Jason Street (Scott Porter) - - the paralyzed quarterback who wrestles valiantly with his own self-image and self-worth. Neither all-saint nor all-sinner, the writers have made him intensely thoughtful at the same time they make him prone to knee-jerk reactions. His depth and search for insight truly flowered in this past week's episode.
Lyla Garrity (Minka Kelly) - the finest acting Minka in television history? Sublimely pretty, her character perhaps stands as the heir to the Winnie Cooper throne. It's rare to see such a portrayal of true love in a high-school character, and her recovery from her betrayal of that love (for Jason) has been carefully rendered.
Tim Riggins (Taylor Kitsch) - the bookdumb running back who would be two-dimensional in most other shows. Here, we see the slow, patient buildup of self-awareness, along with the emotional pain he faces.
Tyra Collette (Adrianne Palicki) - exhibit B for why people of both genders should watch this show. Tyra has packed a lot of living into her teenage years, but the end result has been a fervent belief in her own empowerment, as well as that of her down-but-not-quite-out mother (Dana Wheeler-Nicholson). Tyra is a role model that teenagers and adults should be able to relate to.
Brian "Smash" Williams (Gaius Charles) - the Rickey Henderson of this bunch, embracing the third person as he celebrates his own accomplishments, yet faced with his own humbling recovery from being ex-posed as a steroid user. Rather depict his drug use in melodramatic fashion, Friday in typical fashion has just tried to get to some honest truths, examining things from all sides, condemning the sin while still trying to save the sinner.

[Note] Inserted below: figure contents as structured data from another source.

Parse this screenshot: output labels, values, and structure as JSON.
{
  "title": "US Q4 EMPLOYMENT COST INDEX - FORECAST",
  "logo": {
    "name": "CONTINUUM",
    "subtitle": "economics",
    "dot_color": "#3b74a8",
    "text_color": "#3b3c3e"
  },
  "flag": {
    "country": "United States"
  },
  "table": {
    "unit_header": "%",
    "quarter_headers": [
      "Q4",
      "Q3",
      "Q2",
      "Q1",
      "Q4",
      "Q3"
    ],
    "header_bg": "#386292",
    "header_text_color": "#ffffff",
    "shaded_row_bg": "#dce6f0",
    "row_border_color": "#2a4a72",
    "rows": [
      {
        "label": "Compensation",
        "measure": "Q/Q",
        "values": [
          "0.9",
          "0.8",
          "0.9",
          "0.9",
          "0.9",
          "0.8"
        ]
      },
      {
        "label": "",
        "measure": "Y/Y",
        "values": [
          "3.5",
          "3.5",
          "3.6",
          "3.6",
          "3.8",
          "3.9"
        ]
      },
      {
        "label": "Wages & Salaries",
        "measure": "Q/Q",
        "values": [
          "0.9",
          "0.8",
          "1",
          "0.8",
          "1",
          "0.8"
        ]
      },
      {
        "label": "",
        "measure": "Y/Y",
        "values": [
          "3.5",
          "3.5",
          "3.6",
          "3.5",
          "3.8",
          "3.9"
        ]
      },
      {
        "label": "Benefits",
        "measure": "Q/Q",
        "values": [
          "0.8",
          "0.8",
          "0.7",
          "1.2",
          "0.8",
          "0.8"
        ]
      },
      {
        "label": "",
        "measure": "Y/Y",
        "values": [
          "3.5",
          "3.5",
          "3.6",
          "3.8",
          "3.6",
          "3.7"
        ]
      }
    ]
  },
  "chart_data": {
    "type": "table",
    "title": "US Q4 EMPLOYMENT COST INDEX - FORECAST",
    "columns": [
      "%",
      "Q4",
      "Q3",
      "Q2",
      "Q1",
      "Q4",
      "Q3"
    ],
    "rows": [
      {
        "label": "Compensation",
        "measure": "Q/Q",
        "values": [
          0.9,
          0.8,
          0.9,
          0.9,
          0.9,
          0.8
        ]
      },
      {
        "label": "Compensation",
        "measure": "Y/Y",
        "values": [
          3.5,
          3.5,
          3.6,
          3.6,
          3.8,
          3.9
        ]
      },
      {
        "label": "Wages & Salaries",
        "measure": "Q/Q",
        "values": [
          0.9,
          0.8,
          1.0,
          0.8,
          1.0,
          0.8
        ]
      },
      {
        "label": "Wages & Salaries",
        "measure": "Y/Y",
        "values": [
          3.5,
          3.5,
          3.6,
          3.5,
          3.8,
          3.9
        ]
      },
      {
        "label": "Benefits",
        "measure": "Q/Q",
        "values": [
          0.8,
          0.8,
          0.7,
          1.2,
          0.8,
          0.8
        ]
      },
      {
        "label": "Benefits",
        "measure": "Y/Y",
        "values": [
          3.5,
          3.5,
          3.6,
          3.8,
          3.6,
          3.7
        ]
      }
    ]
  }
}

Matt Saracen (Zach Gilford) - the young, short quarterback forced to replace the fallen hero and dealing with a first love (Aimee Teegarden) who happens to be his protective coach's daughter, all while taking care of his mentally deteriorating grandmother with his father fighting in Iraq. This guy's plate is loaded, and sometimes, it drops. But Matt lives and learns, and most of all, endures with quiet dignity.
He's growing up. And maybe that's what the show boils down to it's about how all of us, no matter what our age or gender is, are still growing up. Friday Night Lights is on to something vital here, and if you're not watching, you should be.